My dad liked to say he wanted to take magic mushrooms on his deathbed.

It was mostly a joke but not entirely because he’d studied the science showing that tripping on psilocybin can help terminally ill people accept death and shed some of the depression and anxiety it rightfully causes.

Manny Salzman

I never asked my dad, who died at 99 and was the founder of the Telluride Mushroom Festival, what he meant by “deathbed.”

Did he want shrooms at the moment of death, or during the days leading up to his death? Or in the waning weeks? The decrescent months?

It’s not practical to time your moment of death with a mushroom trip, because who knows when you’re going to die?

Even if you’re terribly sick and close to death, it’s hard to target a four-hour window for a mushroom trip — unless you’re terminally ill and you take advantage of Colorado’s awesome law that allows terminally ill people kill themselves with medical approval.

But I don’t think you’d get much out of eating mushrooms at the moment of death anyway. Slipping away on morphine sounds much better and more comfortable.

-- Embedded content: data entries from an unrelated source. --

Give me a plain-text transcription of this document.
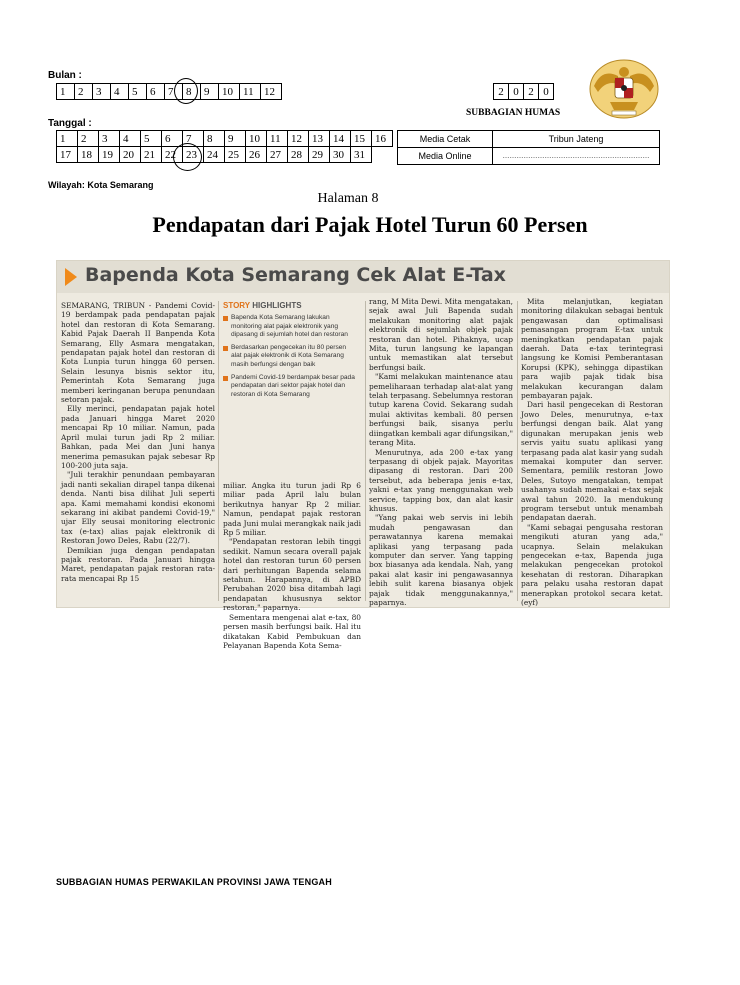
Bulan :
1	2	3	4	5	6	7	8	9	10	11	12	2	0	2	0
SUBBAGIAN HUMAS
Tanggal :
1	2	3	4	5	6	7	8	9	10	11	12	13	14	15	16
17	18	19	20	21	22	23	24	25	26	27	28	29	30	31	
Media Cetak	Tribun Jateng
Media Online	………………………………………………………
Wilayah: Kota Semarang
Halaman 8
Pendapatan dari Pajak Hotel Turun 60 Persen
Bapenda Kota Semarang Cek Alat E-Tax

SEMARANG, TRIBUN - Pandemi Covid-19 berdampak pada pendapatan pajak hotel dan restoran di Kota Semarang. Kabid Pajak Daerah II Banpenda Kota Semarang, Elly Asmara mengatakan, pendapatan pajak hotel dan restoran di Kota Lunpia turun hingga 60 persen. Selain lesunya bisnis sektor itu, Pemerintah Kota Semarang juga memberi keringanan berupa penundaan setoran pajak.

Elly merinci, pendapatan pajak hotel pada Januari hingga Maret 2020 mencapai Rp 10 miliar. Namun, pada April mulai turun jadi Rp 2 miliar. Bahkan, pada Mei dan Juni hanya menerima pemasukan pajak sebesar Rp 100-200 juta saja.

"Juli terakhir penundaan pembayaran jadi nanti sekalian dirapel tanpa dikenai denda. Nanti bisa dilihat Juli seperti apa. Kami memahami kondisi ekonomi sekarang ini akibat pandemi Covid-19," ujar Elly seusai monitoring electronic tax (e-tax) alias pajak elektronik di Restoran Jowo Deles, Rabu (22/7).

Demikian juga dengan pendapatan pajak restoran. Pada Januari hingga Maret, pendapatan pajak restoran rata-rata mencapai Rp 15

STORY HIGHLIGHTS
Bapenda Kota Semarang lakukan monitoring alat pajak elektronik yang dipasang di sejumlah hotel dan restoran
Berdasarkan pengecekan itu 80 persen alat pajak elektronik di Kota Semarang masih berfungsi dengan baik
Pandemi Covid-19 berdampak besar pada pendapatan dari sektor pajak hotel dan restoran di Kota Semarang

miliar. Angka itu turun jadi Rp 6 miliar pada April lalu bulan berikutnya hanyar Rp 2 miliar. Namun, pendapat pajak restoran pada Juni mulai merangkak naik jadi Rp 5 miliar.

"Pendapatan restoran lebih tinggi sedikit. Namun secara overall pajak hotel dan restoran turun 60 persen dari perhitungan Bapenda selama setahun. Harapannya, di APBD Perubahan 2020 bisa ditambah lagi pendapatan khususnya sektor restoran," paparnya.

Sementara mengenai alat e-tax, 80 persen masih berfungsi baik. Hal itu dikatakan Kabid Pembukuan dan Pelayanan Bapenda Kota Sema-

rang, M Mita Dewi. Mita mengatakan, sejak awal Juli Bapenda sudah melakukan monitoring alat pajak elektronik di sejumlah objek pajak restoran dan hotel. Pihaknya, ucap Mita, turun langsung ke lapangan untuk memastikan alat tersebut berfungsi baik.

"Kami melakukan maintenance atau pemeliharaan terhadap alat-alat yang telah terpasang. Sebelumnya restoran tutup karena Covid. Sekarang sudah mulai aktivitas kembali. 80 persen berfungsi baik, sisanya perlu diingatkan kembali agar difungsikan," terang Mita.

Menurutnya, ada 200 e-tax yang terpasang di objek pajak. Mayoritas dipasang di restoran. Dari 200 tersebut, ada beberapa jenis e-tax, yakni e-tax yang menggunakan web service, tapping box, dan alat kasir khusus.

"Yang pakai web servis ini lebih mudah pengawasan dan perawatannya karena memakai aplikasi yang terpasang pada komputer dan server. Yang tapping box biasanya ada kendala. Nah, yang pakai alat kasir ini pengawasannya lebih sulit karena biasanya objek pajak tidak menggunakannya," paparnya.

Mita melanjutkan, kegiatan monitoring dilakukan sebagai bentuk pengawasan dan optimalisasi pemasangan program E-tax untuk meningkatkan pendapatan pajak daerah. Data e-tax terintegrasi langsung ke Komisi Pemberantasan Korupsi (KPK), sehingga dipastikan para wajib pajak tidak bisa melakukan kecurangan dalam pembayaran pajak.

Dari hasil pengecekan di Restoran Jowo Deles, menurutnya, e-tax berfungsi dengan baik. Alat yang digunakan merupakan jenis web servis yaitu suatu aplikasi yang terpasang pada alat kasir yang sudah memakai komputer dan server. Sementara, pemilik restoran Jowo Deles, Sutoyo mengatakan, tempat usahanya sudah memakai e-tax sejak awal tahun 2020. Ia mendukung program tersebut untuk menambah pendapatan daerah.

"Kami sebagai pengusaha restoran mengikuti aturan yang ada," ucapnya. Selain melakukan pengecekan e-tax, Bapenda juga melakukan pengecekan protokol kesehatan di restoran. Diharapkan para pelaku usaha restoran dapat menerapkan protokol secara ketat. (eyf)

SUBBAGIAN HUMAS PERWAKILAN PROVINSI JAWA TENGAH
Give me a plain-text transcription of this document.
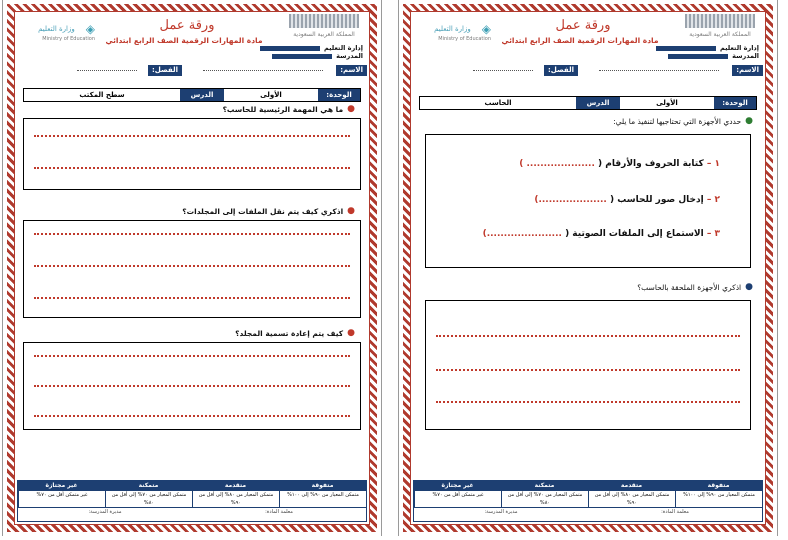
المملكة العربية السعودية
◈ وزارة التعليم
Ministry of Education
ورقة عمل
مادة المهارات الرقمية الصف الرابع ابتدائي
إدارة التعليم
المدرسة
الاسم:
الفصل:
الوحدة:
الأولى
الدرس
سطح المكتب
●
ما هي المهمة الرئيسية للحاسب؟
●
اذكري كيف يتم نقل الملفات إلى المجلدات؟
●
كيف يتم إعادة تسمية المجلد؟
متفوقة
متقدمة
متمكنة
غير مجتازة
متمكن المعيار من ٩٠% إلى ١٠٠%
متمكن المعيار من ٨٠% إلى أقل من ٩٠%
متمكن المعيار من ٧٠% إلى أقل من ٨٠%
غير متمكن أقل من ٧٠%
معلمة المادة:
مديرة المدرسة:

المملكة العربية السعودية
◈ وزارة التعليم
Ministry of Education
ورقة عمل
مادة المهارات الرقمية الصف الرابع ابتدائي
إدارة التعليم
المدرسة
الاسم:
الفصل:
الوحدة:
الأولى
الدرس
الحاسب
●
حددي الأجهزة التي تحتاجيها لتنفيذ ما يلي:
١ – كتابة الحروف والأرقام ( .................... )
٢ – إدخال صور للحاسب ( ....................)
٣ – الاستماع إلى الملفات الصوتية ( ......................)
●
اذكري الأجهزة الملحقة بالحاسب؟
متفوقة
متقدمة
متمكنة
غير مجتازة
متمكن المعيار من ٩٠% إلى ١٠٠%
متمكن المعيار من ٨٠% إلى أقل من ٩٠%
متمكن المعيار من ٧٠% إلى أقل من ٨٠%
غير متمكن أقل من ٧٠%
معلمة المادة:
مديرة المدرسة:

Tripping as you die could be unbelievably terrifying, if you had any consciousness left. And if you didn’t, what would be the point? Some sort of unknown last-gasp mental stimulation? That sounds risky and pointless.

But the science showing that mushrooms help people be more comfortable with their unavoidable death makes sense. It’s in line with what doing psychedelics can teach you, how to lead your finite life in the most meaningful way — even if you’re facing a terminal illness like psychedelics researcher Dr. Roland Griffiths is.

Death on My Shoulder

Raised in a safe suburb of Denver, I didn’t think much a lot about death until I started taking psychedelics as a teenager. I was fortunate to have people around me, like my dad, who taught me to use mushrooms with respect – in a comfortable physical and mental space – when you could not only have fun but use them to gain some perspective on your own life and beyond.

If you do psychedelic drugs this way, you inevitably confront the ephemeral nature of life and the coming of death. They tell you not to wait, to get the most out of life while you have it, and to prioritize what matters: your people, your community, compassion, positiveness, warmth, texture, light, color, or whatever is meaningful to you.

Living with this psychedelic perspective — with an awareness of death — is a repeated theme in writings about mind-altering drugs.

Aldous Huxley returned to it repeatedly, and I especially like the mynah birds he presents in his novel “Island.” The islanders taught mynah birds to fly around and say, “Attention.”  Pay attention to life now because it’s going so fast. Be here now. Focus on what matters.

I try to hold on to this idea in my life in different ways, one of which is to celebrate some of my birthday parties in cemeteries to eliminate any chance of denying that I’m getting closer to death. This year, it was next to my dad’s gravestone.

Spiritual Connection Via Shrooms?

It hasn’t been my experience yet, but lots of people eat mushrooms and find the spiritual assurance that the force of life extends beyond the human body into something that’s eternal. What could be more comforting than the faith that life continues in some way through some transcendent power?

What mushrooms have not helped me deal with is dementia, cancer, blindness, strokes, diabetes, deafness, numbness, isolation, emergency rooms, the general brutality and cruelty of aging — before you hit death. Things falling apart.

I’ve been watching my 94-year-old mom slowly decline mentally and physically. I see her most days, and she’ll tell you she is doing “okay.” What she is … is tough. Tougher than I am.

The mynah bird on your shoulder doesn’t have an answer for how to deal with this. Paying attention can send you to the gym, open your eyes, appreciate light and warmth, help you be compassionate.

But the falling apart is still unrelenting, and who wants to pay attention to it? I mean, yes, “Be here, now,” but maybe not for that, there, and then.

While mushrooms may help with acceptance and offer the advice of riding through aging together with people you care about, they don’t have the answer for the slow-dying part of death. But who does?

Aside from fighting for more expansive rights for self-euthanasia, it’s hard to know what to do.

It’s true, what they say, that with physical decline can come mental expansiveness and sensitivity, maybe even enhanced by your own pain and the pain around us. And there’s the chance – via aging – to change our perception of the world for the better, as articulated by David Byrne in Theater of the Mind.

But still.

As things corporeal turn south, the answer might be to pick a day and call it quits, like Maude does in the 1971 classic movie “Harold and Maude.” Dr. Ezekiel Emanuel makes a good case to end it at 75 years.

But here I am at 60. There are plenty of horrors out there from Ukraine to Venezuela but I have nothing serious to complain about, beyond middle-aged maladies. My pantry is full, and it even includes mushrooms, of both gourmet and magic varieties.

And thankfully, while we sort out how to deal with eventual demise, we can tip our hats to Colorado’s Natural Medicine Health Act and Pay Attention! — by doing mushrooms every now and then.

But don’t do them on your deathbed. Or expect them to help much as you descend toward it.